Implementing Kubernetes resource limits can be challenging. Here are some strategies for successful implementation and best practices.

  1. Create a Baseline — Monitor and analyze resource utilization is vital for understanding the resource usage of applications and determining the appropriate resource limits over a period of time.
  2. Establish Thresholds — Determine the maximum amount of resources that can be consumed by each pod
  3. Allocate resources efficiently — Adjust limits as needed so applications are not over-provisioned or under-provisioned. This needs to be evaluated over time for optimal performance and stability.
  4. Automate resource limit management — Create automation (vertical and horizontal pod autoscaling) that updates resource usage as needed based on meaningful triggers or state changes
  5. Use Namespaces — Limits can be enforced at the namespace level which restricts the amount of resources pods within that namespace can use
  6. Limit Pods — Set a maximum number of pods allowed to run on each node to prevent overconsumption of server resources
  7. Pod Eviction — Remove pods to free resources via eviction policies, such as least recently used (LRU) or Most Requested (MR) policies.

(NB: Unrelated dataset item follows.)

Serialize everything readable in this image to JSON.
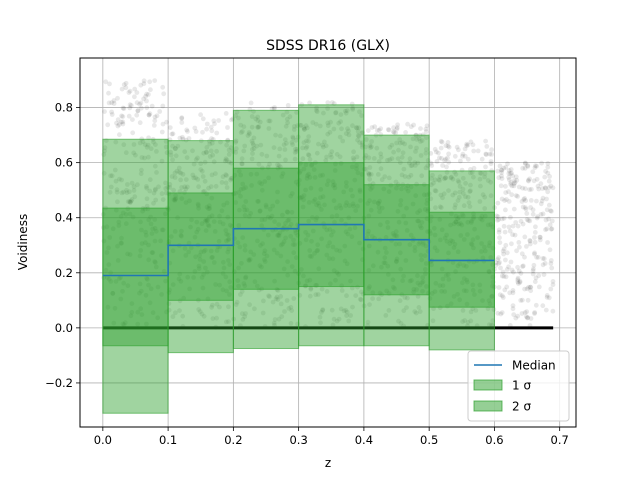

Kubernetes Resource Limit Tools

There are many third party tools for monitoring Kubernetes environments. Here are several to help

  1. Pod Resource Requirements can be set via the pod manifest file. The Kubernetes scheduler places the pods on nodes that match those requirements.
  2. Kubernetes has built-in monitoring and logging tools i.e., the Kubernetes Dashboard, that monitors resource performance.
  3. Prometheus scrapes CPU, memory, pod and node status metrics via the Kubernetes API server, kubelet, or cAdvisor. Grafana can create custom dashboards to display captured performance data.
  4. Datadog captures Kubernetes performance metrics and provides visualization options to display resource utilization.